Because it's so hard to time the market, experts tend to recommend investors dollar-cost average, which is a strategy that entails investing modest amounts of money at regular intervals, like $100 every month.
If you regularly allocate a percentage of each paycheck to your 401(k), you're already doing that, says Mindy Yu, director of investing at Betterment at Work, Betterment's 401(k) business. And right now, with the price for many financial assets down, it's actually an opportune time to have this strategy in place for many investors as you're able to buy more shares for less money, she adds.
What plunging stocks means for young investors' 401(k)s
While the current market volatility may shock younger investors especially — since they tend to have a higher stock allocation in their retirement accounts — Yu says it's important for them to remember that they also have more time to recover from a market downturn.
"It isn't going to impact them as much over the course of their longer time horizon," she adds.
That's in part thanks to compound interest. This is the interest that you earn on the original amount you invested, plus the interest on interest as that money accumulates over the years.
Here's an example from Fidelity from earlier this year: A $10,000 investment that grows at the S&P 500's historical average return of around 9% per year and compounds annually could grow to $15,386.24 in five years, $23,673.64 in 10 years, $56,044.11 in 20 years, and $132,676.78 in 30 years.
But your money only has a chance to grow like this if you keep it invested. You don't want to put your money on the sidelines — no matter how spooked you may be — and miss out on that compound interest. Let your 401(k) do the work for you in the long term.
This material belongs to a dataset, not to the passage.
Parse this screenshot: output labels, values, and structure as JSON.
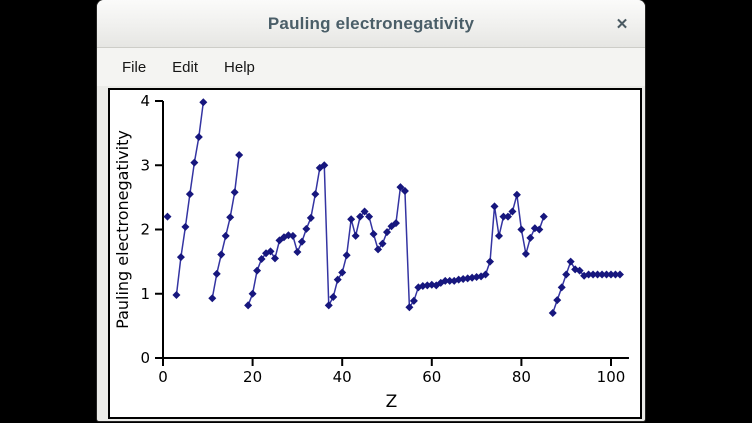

... And for investors with a shorter time horizon
When you're nearing or in retirement, market downturns can be scary since you may already be relying on your 401(k) or will be soon.
Still, investors shouldn't make changes to their 401(k)s based on short-term market events, says Mike Shamrell, vice president of thought leadership at Fidelity. Even if you're approaching retirement age, you may need your savings to last multiple decades after you retire, he points out.
"You don't want to be in a position where you pull back and become a little bit more conservative, then you potentially miss out on potential gains if the market rebounds," Shamrell says. "That's why we encourage people to maintain their allocation and stay the course."
That said, now could be a good time to revisit your allocations and ensure that it still aligns with your risk and timeline. Financial advisors tend to recommend that as investors get closer to retirement, they shift some of their allocations away from risky investments, like stocks, into more conservative assets, like bonds.
The exact allocation will depend on your specific situation, but for investors 10 or more years out from retirement, some experts recommend 85% to 95% in stocks and 10% to 15% in bonds, with that ratio shifting to 70% stocks and 30% bonds for those between five and 10 years out from retirement and to 60% in stocks and 40% in bonds for those who are retired or within five years of retiring.
Other advisors prefer a more conservative approach, with 30% or less in equities when you’re within 10 years of retirement, and reducing that further as you get closer, as Money has previously reported.
Target-date funds are often the default option for workers' 401(k)s, for good reason. This type of fund gives you broad exposure to stocks and other asset classes, and also automatically rebalances over time to reduce your risk as you near retirement — so it's possible your 401(k) is already doing much of the work for you.